Ya es raro
en estos tiempos pero la valoraciones de las
recientes elecciones presidenciales afganas producen
auténtico bochorno.
Los mismos
que llevan una década fiscalizando las elecciones en
medio mundo y utilizando las denuncias de fraudes e
irregularidades como palanca política para intentar
acabar con regímenes díscolos -estrategia que
comenzó en Serbia en 2000 y que ha tenido como
último episodio las recientes elecciones
presidenciales iraníes- se han apresurado a validar
una farsa electoral que movería a risa si no tuviera
como escenario una sangrienta tragedia.
Afganistán
ha celebrado la «fiesta de la democracia» sin censo
alguno, con una masiva compraventa de permisos de
voto y con prácticamente la mitad del país bajo
control de la guerrilla.
Por si
esto fuera poco, el candidato a la reelección, Hamid
Karzai, no ha dudado en dar una nueva vuelta de
tuerca a la inhumana situación de las mujeres
afganas a cambio de votos de algunas minorías.

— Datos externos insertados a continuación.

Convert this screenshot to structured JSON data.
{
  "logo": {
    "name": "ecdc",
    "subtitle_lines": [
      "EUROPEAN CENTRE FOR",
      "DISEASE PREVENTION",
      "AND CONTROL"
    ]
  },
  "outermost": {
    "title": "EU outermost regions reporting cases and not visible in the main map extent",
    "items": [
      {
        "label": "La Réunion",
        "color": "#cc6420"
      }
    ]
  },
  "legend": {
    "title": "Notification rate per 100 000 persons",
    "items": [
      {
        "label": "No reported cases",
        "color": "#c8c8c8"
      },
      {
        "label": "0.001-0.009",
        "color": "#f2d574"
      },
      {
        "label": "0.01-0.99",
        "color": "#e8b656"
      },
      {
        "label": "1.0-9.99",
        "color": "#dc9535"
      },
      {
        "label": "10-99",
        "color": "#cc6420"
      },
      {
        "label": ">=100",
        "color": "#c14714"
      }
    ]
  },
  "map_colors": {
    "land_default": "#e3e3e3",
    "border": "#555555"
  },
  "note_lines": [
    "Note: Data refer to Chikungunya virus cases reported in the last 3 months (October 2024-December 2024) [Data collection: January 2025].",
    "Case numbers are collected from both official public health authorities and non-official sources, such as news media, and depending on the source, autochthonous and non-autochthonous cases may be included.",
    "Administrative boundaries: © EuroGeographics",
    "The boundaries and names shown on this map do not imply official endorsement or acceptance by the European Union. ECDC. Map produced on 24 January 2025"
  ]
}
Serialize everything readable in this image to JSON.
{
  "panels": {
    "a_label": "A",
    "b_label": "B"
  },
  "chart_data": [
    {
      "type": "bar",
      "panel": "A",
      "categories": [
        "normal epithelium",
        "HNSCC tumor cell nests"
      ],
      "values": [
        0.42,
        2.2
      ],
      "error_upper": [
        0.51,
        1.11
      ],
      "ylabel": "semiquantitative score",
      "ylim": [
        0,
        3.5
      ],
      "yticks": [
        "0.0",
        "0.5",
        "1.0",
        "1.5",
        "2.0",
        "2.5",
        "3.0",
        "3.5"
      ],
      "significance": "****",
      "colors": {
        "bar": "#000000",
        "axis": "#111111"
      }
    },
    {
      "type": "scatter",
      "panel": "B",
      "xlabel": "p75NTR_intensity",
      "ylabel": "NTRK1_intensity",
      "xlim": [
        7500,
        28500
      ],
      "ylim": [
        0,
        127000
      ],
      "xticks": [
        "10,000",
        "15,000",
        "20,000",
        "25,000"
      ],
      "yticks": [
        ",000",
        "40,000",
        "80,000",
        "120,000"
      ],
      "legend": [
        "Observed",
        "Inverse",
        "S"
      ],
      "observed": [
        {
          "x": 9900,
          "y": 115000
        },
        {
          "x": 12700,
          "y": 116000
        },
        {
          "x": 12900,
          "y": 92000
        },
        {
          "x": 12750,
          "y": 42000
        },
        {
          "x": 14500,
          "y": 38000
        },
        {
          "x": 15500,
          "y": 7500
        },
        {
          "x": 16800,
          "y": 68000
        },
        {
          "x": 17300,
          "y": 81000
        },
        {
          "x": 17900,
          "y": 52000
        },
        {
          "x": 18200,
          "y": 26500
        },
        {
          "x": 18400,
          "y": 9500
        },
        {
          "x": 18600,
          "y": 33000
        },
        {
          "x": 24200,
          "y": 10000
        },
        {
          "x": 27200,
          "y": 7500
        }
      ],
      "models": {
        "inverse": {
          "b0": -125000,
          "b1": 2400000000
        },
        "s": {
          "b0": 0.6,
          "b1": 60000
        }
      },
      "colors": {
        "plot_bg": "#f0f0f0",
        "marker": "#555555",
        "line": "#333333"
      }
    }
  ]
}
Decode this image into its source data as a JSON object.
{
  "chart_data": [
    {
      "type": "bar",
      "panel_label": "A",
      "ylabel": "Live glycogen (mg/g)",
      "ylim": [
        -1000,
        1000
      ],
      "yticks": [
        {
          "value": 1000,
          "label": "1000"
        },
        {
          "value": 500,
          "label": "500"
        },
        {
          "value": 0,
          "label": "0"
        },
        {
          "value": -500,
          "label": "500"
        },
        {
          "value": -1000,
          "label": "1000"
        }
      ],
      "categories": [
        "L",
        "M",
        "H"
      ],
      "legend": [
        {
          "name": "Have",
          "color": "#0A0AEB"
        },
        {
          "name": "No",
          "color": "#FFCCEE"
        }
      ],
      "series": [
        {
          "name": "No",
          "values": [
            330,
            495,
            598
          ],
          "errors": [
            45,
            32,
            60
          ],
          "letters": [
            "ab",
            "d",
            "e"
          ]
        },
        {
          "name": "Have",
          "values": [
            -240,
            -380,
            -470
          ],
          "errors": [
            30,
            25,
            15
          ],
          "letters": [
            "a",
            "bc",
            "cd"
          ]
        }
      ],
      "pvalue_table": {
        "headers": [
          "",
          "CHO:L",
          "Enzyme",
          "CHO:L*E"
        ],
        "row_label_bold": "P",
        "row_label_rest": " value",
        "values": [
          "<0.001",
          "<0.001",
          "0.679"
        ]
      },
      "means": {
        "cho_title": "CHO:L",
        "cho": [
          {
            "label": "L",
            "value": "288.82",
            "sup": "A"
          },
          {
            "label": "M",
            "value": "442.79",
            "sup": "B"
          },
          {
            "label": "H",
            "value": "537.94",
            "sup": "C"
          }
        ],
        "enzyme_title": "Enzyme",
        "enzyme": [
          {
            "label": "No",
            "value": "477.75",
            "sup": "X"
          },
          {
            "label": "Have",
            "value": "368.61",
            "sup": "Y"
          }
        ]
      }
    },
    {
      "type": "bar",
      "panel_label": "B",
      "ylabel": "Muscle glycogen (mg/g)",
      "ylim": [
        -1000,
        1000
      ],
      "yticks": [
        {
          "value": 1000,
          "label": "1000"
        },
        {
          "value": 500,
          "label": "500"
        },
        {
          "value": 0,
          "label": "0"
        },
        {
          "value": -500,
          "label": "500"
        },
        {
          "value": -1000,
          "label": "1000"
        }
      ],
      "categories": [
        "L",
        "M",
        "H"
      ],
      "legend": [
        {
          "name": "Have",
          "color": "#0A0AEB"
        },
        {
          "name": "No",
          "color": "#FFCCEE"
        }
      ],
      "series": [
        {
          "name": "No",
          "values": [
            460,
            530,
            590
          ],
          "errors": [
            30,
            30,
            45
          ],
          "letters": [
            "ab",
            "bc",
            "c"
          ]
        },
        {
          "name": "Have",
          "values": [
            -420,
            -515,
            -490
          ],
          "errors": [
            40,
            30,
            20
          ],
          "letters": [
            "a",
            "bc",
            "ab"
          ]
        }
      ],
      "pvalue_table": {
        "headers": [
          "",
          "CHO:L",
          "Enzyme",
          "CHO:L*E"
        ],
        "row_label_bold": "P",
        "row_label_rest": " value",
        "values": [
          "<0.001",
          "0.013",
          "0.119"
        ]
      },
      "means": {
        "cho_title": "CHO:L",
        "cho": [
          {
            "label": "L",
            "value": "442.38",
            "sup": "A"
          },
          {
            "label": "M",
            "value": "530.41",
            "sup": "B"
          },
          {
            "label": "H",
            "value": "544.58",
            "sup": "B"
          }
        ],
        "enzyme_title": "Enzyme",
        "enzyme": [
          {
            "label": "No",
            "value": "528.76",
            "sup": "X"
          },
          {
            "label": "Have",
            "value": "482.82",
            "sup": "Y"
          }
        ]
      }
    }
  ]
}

Castigar sin comer o dar una paliza a la compañera
si se niega a mantener relaciones sexuales es ley
gracias a los que «liberaron» el país de los
talibán.
Los mismos
señores de la guerra que asolaron el país tras la
retirada soviética han sido el eje de los comicios,
bien como candidatos directos o como valedores de
las distintas listas.
Y todavía
hablan de «exito». ¿Para cuándo el desembarco en
Kabul de esa cohorte de «ONG» juveniles que han
liderado en la última década tantas revoluciones
electorales de terciopelo? ¿O es que tienen miedo?